In the early 1790s, construction of the Leeds and Liverpool Canal resumed after a decade-long suspension caused by the American War of Independence. During this time, the increasing economic importance of coal led to a change in the agreed. but disputed, route of the canal. It was moved south, away from Clitheroe's agricultural lime, to a more expensive route via the Burnley Coalfield. At Burnley, the route almost encircled the town, passing through fields outside of it. Although weaving existed in the area, it was a woollen industry for local markets. The canal's opening coincided with the rise of cotton weaving and the use of steam power in textile mills, allowing greater freedom in their placement.

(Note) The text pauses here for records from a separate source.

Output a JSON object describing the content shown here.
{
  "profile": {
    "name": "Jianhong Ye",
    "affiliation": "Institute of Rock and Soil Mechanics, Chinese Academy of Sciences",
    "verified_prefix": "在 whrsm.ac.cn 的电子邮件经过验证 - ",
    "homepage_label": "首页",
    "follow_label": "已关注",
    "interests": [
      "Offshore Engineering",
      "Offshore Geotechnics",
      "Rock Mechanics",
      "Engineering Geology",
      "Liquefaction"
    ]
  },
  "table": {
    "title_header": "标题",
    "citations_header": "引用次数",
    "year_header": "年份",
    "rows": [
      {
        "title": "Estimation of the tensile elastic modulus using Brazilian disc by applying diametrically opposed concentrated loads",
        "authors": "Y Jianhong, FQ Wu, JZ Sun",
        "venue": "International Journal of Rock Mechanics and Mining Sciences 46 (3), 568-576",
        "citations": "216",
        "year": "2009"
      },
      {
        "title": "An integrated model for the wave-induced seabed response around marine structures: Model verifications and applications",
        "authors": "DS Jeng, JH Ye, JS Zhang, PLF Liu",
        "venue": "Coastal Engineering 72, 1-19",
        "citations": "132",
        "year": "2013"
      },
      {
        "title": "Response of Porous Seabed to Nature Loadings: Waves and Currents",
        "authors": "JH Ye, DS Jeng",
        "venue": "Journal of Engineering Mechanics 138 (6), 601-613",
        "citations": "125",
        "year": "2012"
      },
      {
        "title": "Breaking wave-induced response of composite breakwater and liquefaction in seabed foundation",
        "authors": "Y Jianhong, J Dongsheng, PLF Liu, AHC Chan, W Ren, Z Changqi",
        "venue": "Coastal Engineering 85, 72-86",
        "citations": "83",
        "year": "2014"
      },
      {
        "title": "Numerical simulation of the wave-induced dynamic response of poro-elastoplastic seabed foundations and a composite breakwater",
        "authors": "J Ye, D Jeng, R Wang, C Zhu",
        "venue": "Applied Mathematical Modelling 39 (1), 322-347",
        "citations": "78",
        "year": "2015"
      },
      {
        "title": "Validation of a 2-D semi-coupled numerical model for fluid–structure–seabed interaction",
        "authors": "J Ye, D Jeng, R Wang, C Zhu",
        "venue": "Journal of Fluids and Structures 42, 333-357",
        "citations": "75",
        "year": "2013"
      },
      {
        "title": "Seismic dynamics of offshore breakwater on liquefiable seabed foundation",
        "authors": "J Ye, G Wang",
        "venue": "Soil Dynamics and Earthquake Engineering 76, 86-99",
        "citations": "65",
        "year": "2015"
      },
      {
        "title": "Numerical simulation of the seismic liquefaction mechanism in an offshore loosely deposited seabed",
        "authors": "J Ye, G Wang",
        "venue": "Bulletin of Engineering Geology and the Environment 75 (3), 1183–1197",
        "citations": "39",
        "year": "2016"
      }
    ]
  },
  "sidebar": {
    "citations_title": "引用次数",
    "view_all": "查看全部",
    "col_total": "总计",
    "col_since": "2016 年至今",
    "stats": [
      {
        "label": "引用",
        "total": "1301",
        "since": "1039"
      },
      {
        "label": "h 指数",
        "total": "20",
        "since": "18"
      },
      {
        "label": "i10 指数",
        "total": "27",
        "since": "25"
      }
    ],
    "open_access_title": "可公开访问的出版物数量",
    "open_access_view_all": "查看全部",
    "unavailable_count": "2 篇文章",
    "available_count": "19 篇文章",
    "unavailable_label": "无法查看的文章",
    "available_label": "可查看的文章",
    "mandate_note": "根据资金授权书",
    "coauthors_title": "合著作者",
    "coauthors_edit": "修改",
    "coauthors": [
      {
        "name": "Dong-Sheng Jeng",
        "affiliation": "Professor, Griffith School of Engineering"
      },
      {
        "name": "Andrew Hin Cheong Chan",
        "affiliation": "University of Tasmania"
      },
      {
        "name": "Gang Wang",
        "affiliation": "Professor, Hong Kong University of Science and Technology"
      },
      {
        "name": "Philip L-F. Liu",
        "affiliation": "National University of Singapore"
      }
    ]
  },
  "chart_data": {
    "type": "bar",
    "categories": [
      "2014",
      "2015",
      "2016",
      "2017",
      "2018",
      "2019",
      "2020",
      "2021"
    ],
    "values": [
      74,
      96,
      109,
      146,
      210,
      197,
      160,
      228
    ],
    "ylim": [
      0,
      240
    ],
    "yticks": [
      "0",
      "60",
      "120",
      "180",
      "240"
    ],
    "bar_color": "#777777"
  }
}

The 1840s proved pivotal to the development of the area. The canal company began allowing mills to take the water they needed for steam engines directly from the canal. In 1848, the East Lancashire Railway opened to the barracks near the western end of Trafalgar Street. And in 1849, the Manchester and Leeds Railway opened a branch from Todmorden to Burnley (extended soon after). A goods shed was sited at Thorneybank at the eastern end of Trafalgar Street, where the town's cinema stands today. Of the many new cotton mills subsequently constructed along the canal, this meant that the greatest concentration formed in what was then part of the township of Habergham Eaves.

The second half of the 19th century saw Burnley develop into the most important cotton-weaving town in the world. The area later to be known as the weavers' triangle, officially became part of the town in 1894. By 1911, the town's textile industry was at the height of its prosperity, and there were approximately 99,000 power looms in operation. The town's population had grown from 4,000 (1801) to over 100,000.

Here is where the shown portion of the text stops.